The friendly reception, which included a standing ovation when Kemp entered the Challengers gymnasium on Vermont Avenue at 50th Street, was all the more remarkable because it came less than two weeks after Kemp renounced his opposition to California’s Proposition 209, an initiative to end government-related affirmative action programs for minorities and women.

Although a dozen protesters did gather outside the meeting to wave signs that said “Jack Kemp Go Home,” and “Jack Kemp Opposes Youth Programs,” inside the youth club there were mostly words of support. They reflected the small but determined core of minority voters who are drawn to Kemp’s rhetoric of “democratic capitalism.”

“It is indeed a privilege, once again Mr. Kemp, to be sitting at the table with you,” said Nora King, chairwoman of the residents management group at the Nickerson Gardens housing project in Watts.

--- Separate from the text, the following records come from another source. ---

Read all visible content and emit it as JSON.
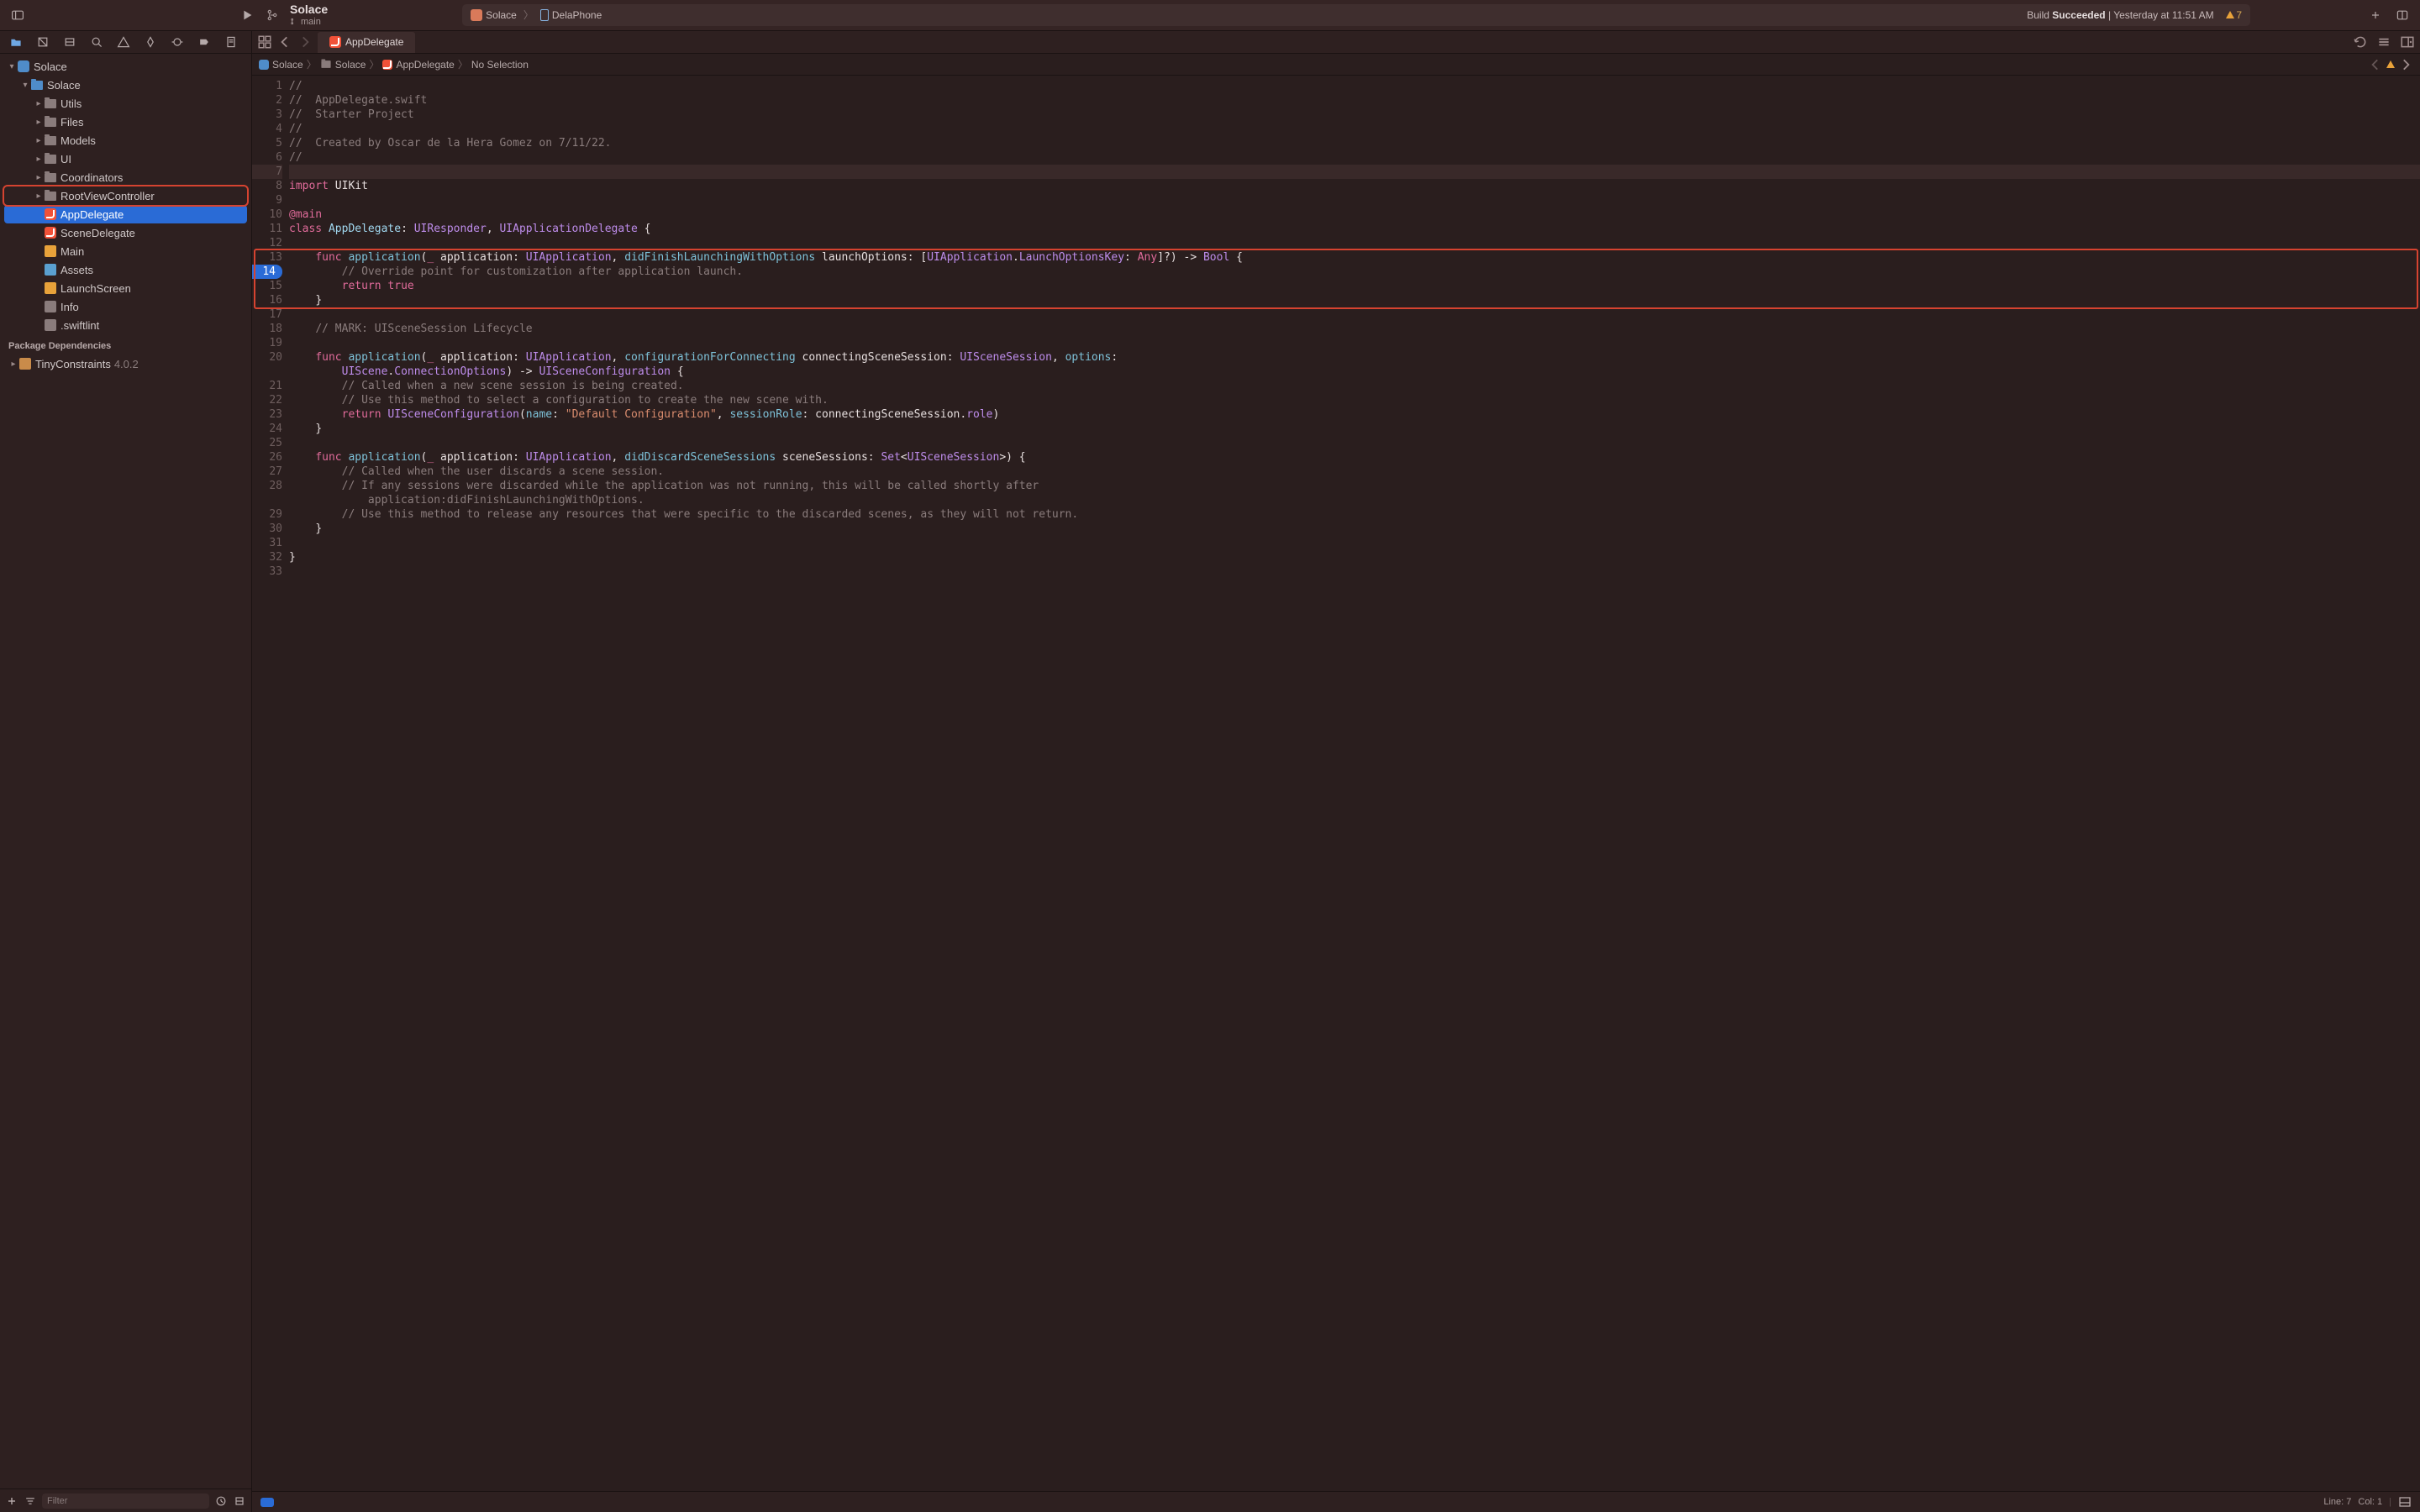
{
  "toolbar": {
    "scheme_name": "Solace",
    "branch": "main",
    "activity_scheme": "Solace",
    "activity_device": "DelaPhone",
    "build_prefix": "Build",
    "build_status": "Succeeded",
    "build_time": "Yesterday at 11:51 AM",
    "warning_count": "7"
  },
  "navigator": {
    "project": "Solace",
    "groups": [
      {
        "name": "Solace",
        "level": 1,
        "type": "folder",
        "expanded": true
      },
      {
        "name": "Utils",
        "level": 2,
        "type": "folder-gray"
      },
      {
        "name": "Files",
        "level": 2,
        "type": "folder-gray"
      },
      {
        "name": "Models",
        "level": 2,
        "type": "folder-gray"
      },
      {
        "name": "UI",
        "level": 2,
        "type": "folder-gray"
      },
      {
        "name": "Coordinators",
        "level": 2,
        "type": "folder-gray"
      },
      {
        "name": "RootViewController",
        "level": 2,
        "type": "folder-gray",
        "hl": true
      },
      {
        "name": "AppDelegate",
        "level": 2,
        "type": "swift",
        "selected": true
      },
      {
        "name": "SceneDelegate",
        "level": 2,
        "type": "swift"
      },
      {
        "name": "Main",
        "level": 2,
        "type": "xib"
      },
      {
        "name": "Assets",
        "level": 2,
        "type": "assets"
      },
      {
        "name": "LaunchScreen",
        "level": 2,
        "type": "xib"
      },
      {
        "name": "Info",
        "level": 2,
        "type": "plist"
      },
      {
        "name": ".swiftlint",
        "level": 2,
        "type": "plist"
      }
    ],
    "deps_label": "Package Dependencies",
    "deps": [
      {
        "name": "TinyConstraints",
        "version": "4.0.2"
      }
    ],
    "filter_placeholder": "Filter"
  },
  "tab": {
    "title": "AppDelegate"
  },
  "jumpbar": {
    "items": [
      "Solace",
      "Solace",
      "AppDelegate",
      "No Selection"
    ]
  },
  "status": {
    "line_label": "Line:",
    "line": "7",
    "col_label": "Col:",
    "col": "1"
  },
  "highlight": {
    "top_line": 13,
    "bottom_line": 16
  },
  "code": [
    {
      "n": 1,
      "html": "<span class='cm'>//</span>"
    },
    {
      "n": 2,
      "html": "<span class='cm'>//  AppDelegate.swift</span>"
    },
    {
      "n": 3,
      "html": "<span class='cm'>//  Starter Project</span>"
    },
    {
      "n": 4,
      "html": "<span class='cm'>//</span>"
    },
    {
      "n": 5,
      "html": "<span class='cm'>//  Created by Oscar de la Hera Gomez on 7/11/22.</span>"
    },
    {
      "n": 6,
      "html": "<span class='cm'>//</span>"
    },
    {
      "n": 7,
      "html": "",
      "cursor": true
    },
    {
      "n": 8,
      "html": "<span class='kw'>import</span> <span class='pl'>UIKit</span>"
    },
    {
      "n": 9,
      "html": ""
    },
    {
      "n": 10,
      "html": "<span class='attr'>@main</span>"
    },
    {
      "n": 11,
      "html": "<span class='kw'>class</span> <span class='ty'>AppDelegate</span><span class='pl'>: </span><span class='ty2'>UIResponder</span><span class='pl'>, </span><span class='ty2'>UIApplicationDelegate</span><span class='pl'> {</span>"
    },
    {
      "n": 12,
      "html": ""
    },
    {
      "n": 13,
      "html": "    <span class='kw'>func</span> <span class='fn'>application</span><span class='pl'>(</span><span class='kw'>_</span> <span class='pl'>application: </span><span class='ty2'>UIApplication</span><span class='pl'>, </span><span class='arg'>didFinishLaunchingWithOptions</span> <span class='pl'>launchOptions: [</span><span class='ty2'>UIApplication</span><span class='pl'>.</span><span class='ty2'>LaunchOptionsKey</span><span class='pl'>: </span><span class='kw'>Any</span><span class='pl'>]?) -> </span><span class='ty2'>Bool</span><span class='pl'> {</span>"
    },
    {
      "n": 14,
      "html": "        <span class='cm'>// Override point for customization after application launch.</span>",
      "badge": true
    },
    {
      "n": 15,
      "html": "        <span class='kw'>return</span> <span class='kw'>true</span>"
    },
    {
      "n": 16,
      "html": "    <span class='pl'>}</span>"
    },
    {
      "n": 17,
      "html": ""
    },
    {
      "n": 18,
      "html": "    <span class='cm'>// MARK: UISceneSession Lifecycle</span>"
    },
    {
      "n": 19,
      "html": ""
    },
    {
      "n": 20,
      "html": "    <span class='kw'>func</span> <span class='fn'>application</span><span class='pl'>(</span><span class='kw'>_</span> <span class='pl'>application: </span><span class='ty2'>UIApplication</span><span class='pl'>, </span><span class='arg'>configurationForConnecting</span> <span class='pl'>connectingSceneSession: </span><span class='ty2'>UISceneSession</span><span class='pl'>, </span><span class='arg'>options</span><span class='pl'>:</span>"
    },
    {
      "n": "",
      "html": "        <span class='ty2'>UIScene</span><span class='pl'>.</span><span class='ty2'>ConnectionOptions</span><span class='pl'>) -> </span><span class='ty2'>UISceneConfiguration</span><span class='pl'> {</span>"
    },
    {
      "n": 21,
      "html": "        <span class='cm'>// Called when a new scene session is being created.</span>"
    },
    {
      "n": 22,
      "html": "        <span class='cm'>// Use this method to select a configuration to create the new scene with.</span>"
    },
    {
      "n": 23,
      "html": "        <span class='kw'>return</span> <span class='ty2'>UISceneConfiguration</span><span class='pl'>(</span><span class='arg'>name</span><span class='pl'>: </span><span class='str'>\"Default Configuration\"</span><span class='pl'>, </span><span class='arg'>sessionRole</span><span class='pl'>: connectingSceneSession.</span><span class='ty2'>role</span><span class='pl'>)</span>"
    },
    {
      "n": 24,
      "html": "    <span class='pl'>}</span>"
    },
    {
      "n": 25,
      "html": ""
    },
    {
      "n": 26,
      "html": "    <span class='kw'>func</span> <span class='fn'>application</span><span class='pl'>(</span><span class='kw'>_</span> <span class='pl'>application: </span><span class='ty2'>UIApplication</span><span class='pl'>, </span><span class='arg'>didDiscardSceneSessions</span> <span class='pl'>sceneSessions: </span><span class='ty2'>Set</span><span class='pl'>&lt;</span><span class='ty2'>UISceneSession</span><span class='pl'>&gt;) {</span>"
    },
    {
      "n": 27,
      "html": "        <span class='cm'>// Called when the user discards a scene session.</span>"
    },
    {
      "n": 28,
      "html": "        <span class='cm'>// If any sessions were discarded while the application was not running, this will be called shortly after</span>"
    },
    {
      "n": "",
      "html": "            <span class='cm'>application:didFinishLaunchingWithOptions.</span>"
    },
    {
      "n": 29,
      "html": "        <span class='cm'>// Use this method to release any resources that were specific to the discarded scenes, as they will not return.</span>"
    },
    {
      "n": 30,
      "html": "    <span class='pl'>}</span>"
    },
    {
      "n": 31,
      "html": ""
    },
    {
      "n": 32,
      "html": "<span class='pl'>}</span>"
    },
    {
      "n": 33,
      "html": ""
    }
  ]
}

Kemp first visited the Challengers Boys and Girls Club four years ago while touring riot-torn L.A. as President Bush’s secretary of housing and urban development. That allowed him to characterize himself Wednesday as the rare politician who makes more than token appearances and as the rare Republican willing to take the GOP campaign to Democratic strongholds such as South-Central Los Angeles, the South Bronx and the District of Columbia.

“I wanted to come back to this very spot to listen and to learn,” he said.

“This country cannot survive having one party take the African American vote for granted and having the other party write it off,” he added, drawing a round of a applause. “This is not the Grand Old Party. This is the Grand New Party. Keep your eyes open, your ears open and your minds open.”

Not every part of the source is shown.